Energy Stocks To Buy #5 — Southwestern Energy
While the bulk of Southwestern Energy’s (SWN) assets are located in prolific Fayetteville shale, the firm is no slouch in the Marcellus shale, either. SWN owns 337,300 net acres in play and has been active there since 2007.
That acreage in the Marcellus is helping SWN drive its production increases. Production in the Marcellus jumped a whopping 151% this year versus last year and helped offset production declines in the Southwestern’s Fayetteville assets. Overall, SWN managed to show an overall 18% year-over-year increase in production to reach 177.0 billion cubic feet (Bcf) of production. Those Marcellus assets also helped the firm beef up its total reserves, and SWN’s replace ratio for 2013 stands at 550%.
Yet, despite the great production and reserve numbers, investors abandoned SWN stock in spades — with shares falling about 4% on its earnings report.
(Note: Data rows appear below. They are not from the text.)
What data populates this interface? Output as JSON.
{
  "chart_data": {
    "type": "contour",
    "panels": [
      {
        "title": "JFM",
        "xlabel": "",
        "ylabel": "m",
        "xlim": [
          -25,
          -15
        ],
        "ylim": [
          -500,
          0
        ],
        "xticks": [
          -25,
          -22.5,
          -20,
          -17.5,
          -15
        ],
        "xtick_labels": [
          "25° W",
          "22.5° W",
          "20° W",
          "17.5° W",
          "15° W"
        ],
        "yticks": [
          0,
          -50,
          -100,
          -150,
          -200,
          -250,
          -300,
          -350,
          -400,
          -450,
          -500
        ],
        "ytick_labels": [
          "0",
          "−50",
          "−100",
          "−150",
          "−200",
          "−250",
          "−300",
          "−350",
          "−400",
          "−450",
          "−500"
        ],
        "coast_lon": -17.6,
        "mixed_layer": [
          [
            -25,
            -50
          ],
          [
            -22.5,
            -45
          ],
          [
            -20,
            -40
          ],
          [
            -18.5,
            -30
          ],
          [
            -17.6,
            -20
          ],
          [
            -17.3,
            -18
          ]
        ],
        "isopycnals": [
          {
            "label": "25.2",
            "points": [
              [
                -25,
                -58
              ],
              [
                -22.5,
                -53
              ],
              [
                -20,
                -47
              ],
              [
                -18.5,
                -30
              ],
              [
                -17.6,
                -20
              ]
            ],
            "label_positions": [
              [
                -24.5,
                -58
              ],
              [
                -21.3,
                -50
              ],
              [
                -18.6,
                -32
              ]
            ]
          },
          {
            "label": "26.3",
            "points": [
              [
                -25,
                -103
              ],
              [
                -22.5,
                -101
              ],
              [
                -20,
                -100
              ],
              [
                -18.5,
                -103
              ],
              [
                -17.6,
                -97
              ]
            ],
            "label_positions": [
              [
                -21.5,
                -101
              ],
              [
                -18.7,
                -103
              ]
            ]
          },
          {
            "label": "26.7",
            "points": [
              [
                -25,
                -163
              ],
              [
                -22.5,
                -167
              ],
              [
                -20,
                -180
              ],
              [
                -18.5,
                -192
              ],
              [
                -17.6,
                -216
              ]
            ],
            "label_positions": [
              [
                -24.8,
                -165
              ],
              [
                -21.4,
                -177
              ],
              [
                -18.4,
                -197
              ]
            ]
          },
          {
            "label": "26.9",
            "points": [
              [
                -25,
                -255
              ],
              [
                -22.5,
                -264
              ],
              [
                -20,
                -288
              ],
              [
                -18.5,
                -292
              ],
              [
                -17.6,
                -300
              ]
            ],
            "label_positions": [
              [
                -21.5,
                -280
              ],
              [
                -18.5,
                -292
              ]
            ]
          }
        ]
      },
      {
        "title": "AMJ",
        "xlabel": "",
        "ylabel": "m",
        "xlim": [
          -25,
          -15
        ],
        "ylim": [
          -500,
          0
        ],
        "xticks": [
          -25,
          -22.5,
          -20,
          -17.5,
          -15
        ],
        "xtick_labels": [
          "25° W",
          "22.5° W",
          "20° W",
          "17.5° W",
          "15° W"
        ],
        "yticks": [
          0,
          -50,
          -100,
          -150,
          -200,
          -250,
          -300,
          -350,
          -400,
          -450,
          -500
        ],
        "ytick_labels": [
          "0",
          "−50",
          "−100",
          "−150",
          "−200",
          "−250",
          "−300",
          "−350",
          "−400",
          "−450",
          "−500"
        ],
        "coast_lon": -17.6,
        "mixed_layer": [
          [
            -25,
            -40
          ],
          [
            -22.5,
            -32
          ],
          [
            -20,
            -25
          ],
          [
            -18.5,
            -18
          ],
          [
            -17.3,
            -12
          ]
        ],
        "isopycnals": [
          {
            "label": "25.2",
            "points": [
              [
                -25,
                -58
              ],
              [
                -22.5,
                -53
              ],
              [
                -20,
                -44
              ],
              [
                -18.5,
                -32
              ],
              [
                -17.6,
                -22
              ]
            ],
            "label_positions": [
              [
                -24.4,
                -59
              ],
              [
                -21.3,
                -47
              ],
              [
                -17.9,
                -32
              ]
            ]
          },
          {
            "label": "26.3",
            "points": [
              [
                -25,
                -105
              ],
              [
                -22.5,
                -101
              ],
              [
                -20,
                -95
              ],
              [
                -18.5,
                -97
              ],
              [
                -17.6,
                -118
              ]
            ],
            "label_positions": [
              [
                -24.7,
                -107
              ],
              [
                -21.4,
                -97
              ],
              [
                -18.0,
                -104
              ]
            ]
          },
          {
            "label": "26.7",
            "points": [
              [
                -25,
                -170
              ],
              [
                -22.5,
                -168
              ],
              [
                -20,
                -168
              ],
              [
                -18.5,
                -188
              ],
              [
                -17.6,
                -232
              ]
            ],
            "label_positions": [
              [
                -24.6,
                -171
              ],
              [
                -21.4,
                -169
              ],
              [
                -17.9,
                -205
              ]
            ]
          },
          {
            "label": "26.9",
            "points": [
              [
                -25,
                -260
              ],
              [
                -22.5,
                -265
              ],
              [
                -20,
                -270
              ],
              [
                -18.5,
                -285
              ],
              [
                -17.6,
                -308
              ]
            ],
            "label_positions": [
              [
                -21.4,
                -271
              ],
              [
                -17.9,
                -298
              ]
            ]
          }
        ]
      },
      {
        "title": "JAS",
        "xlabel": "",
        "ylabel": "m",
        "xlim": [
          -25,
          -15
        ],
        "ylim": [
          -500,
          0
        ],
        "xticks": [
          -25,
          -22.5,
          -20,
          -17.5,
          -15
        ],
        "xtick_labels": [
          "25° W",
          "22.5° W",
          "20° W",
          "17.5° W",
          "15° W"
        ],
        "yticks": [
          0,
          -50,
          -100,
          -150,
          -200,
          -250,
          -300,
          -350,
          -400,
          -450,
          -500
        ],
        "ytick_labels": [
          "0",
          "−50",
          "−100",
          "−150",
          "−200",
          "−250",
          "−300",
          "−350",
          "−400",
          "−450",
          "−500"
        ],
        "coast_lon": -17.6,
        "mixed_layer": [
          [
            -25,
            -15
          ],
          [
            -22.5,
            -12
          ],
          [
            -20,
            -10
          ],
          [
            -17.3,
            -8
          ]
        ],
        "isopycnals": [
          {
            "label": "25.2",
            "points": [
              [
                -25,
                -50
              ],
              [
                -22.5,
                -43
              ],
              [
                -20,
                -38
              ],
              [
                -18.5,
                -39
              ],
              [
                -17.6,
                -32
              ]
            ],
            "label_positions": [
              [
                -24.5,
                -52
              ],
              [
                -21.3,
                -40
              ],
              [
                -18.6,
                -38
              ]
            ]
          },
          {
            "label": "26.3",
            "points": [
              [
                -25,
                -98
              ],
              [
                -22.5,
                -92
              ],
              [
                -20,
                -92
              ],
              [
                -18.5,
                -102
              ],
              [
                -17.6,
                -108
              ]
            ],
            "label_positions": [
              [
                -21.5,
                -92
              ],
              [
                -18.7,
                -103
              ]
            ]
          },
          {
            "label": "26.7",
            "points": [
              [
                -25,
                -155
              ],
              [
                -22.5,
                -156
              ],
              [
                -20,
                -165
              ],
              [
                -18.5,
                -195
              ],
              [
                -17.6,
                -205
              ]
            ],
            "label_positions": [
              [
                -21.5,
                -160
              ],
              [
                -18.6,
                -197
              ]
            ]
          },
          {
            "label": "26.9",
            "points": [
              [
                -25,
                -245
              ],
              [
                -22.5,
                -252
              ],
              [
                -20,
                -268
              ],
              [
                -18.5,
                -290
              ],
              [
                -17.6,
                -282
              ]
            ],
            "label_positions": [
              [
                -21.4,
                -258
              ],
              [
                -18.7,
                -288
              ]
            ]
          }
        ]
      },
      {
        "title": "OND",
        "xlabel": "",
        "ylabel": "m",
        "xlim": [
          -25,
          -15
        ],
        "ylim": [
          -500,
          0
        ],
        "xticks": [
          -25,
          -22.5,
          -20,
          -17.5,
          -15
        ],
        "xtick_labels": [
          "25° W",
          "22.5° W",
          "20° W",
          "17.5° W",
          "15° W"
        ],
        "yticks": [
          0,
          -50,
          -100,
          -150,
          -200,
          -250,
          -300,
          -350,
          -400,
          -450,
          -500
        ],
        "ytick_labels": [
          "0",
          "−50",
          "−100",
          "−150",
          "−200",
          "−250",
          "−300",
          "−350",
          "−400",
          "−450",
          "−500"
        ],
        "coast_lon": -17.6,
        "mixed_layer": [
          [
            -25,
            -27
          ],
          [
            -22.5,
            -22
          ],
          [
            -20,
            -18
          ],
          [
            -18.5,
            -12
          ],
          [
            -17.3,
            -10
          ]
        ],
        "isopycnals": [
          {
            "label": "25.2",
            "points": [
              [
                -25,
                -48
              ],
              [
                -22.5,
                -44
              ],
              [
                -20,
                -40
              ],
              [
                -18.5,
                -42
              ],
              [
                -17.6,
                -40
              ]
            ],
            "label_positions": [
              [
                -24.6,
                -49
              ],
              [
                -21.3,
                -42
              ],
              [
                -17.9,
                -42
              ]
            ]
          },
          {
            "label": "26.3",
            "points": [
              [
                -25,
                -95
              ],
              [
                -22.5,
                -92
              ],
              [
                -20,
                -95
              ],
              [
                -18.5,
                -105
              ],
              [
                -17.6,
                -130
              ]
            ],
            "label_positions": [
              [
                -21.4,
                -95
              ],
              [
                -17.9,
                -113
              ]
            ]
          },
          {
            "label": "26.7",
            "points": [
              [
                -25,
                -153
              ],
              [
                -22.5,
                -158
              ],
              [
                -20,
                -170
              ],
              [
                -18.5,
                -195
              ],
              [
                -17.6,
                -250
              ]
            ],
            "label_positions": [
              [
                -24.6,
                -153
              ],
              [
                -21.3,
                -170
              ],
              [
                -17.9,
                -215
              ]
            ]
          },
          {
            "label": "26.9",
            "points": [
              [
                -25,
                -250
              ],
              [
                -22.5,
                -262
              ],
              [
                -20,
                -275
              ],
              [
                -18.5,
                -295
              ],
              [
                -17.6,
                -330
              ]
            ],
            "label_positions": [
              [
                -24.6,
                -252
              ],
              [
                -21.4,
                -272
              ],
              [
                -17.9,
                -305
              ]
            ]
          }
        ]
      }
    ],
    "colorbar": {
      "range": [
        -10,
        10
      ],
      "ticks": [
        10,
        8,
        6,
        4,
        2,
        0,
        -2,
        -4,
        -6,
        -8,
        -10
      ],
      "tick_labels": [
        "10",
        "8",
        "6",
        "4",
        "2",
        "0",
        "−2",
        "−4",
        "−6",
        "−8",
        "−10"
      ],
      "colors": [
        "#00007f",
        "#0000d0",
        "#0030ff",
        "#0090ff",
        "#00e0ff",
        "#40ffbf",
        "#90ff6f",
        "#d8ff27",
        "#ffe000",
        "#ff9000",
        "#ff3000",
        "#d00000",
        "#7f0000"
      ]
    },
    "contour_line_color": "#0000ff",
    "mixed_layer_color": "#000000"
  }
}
This was mostly due to the fact that it has more dry gas reserves than before.
For more forward-thinking investors, SWN stock could now be one of the biggest values among the Marcellus shale energy stocks. SWN stock is pretty cheap on a forward P/E basis of 17. It looks even cheaper when you consider that its natural gas holdings will be worth more as prices for natural gas continue to rise.
As of this writing, Aaron Levitt did not hold a position in any of the aforementioned securities.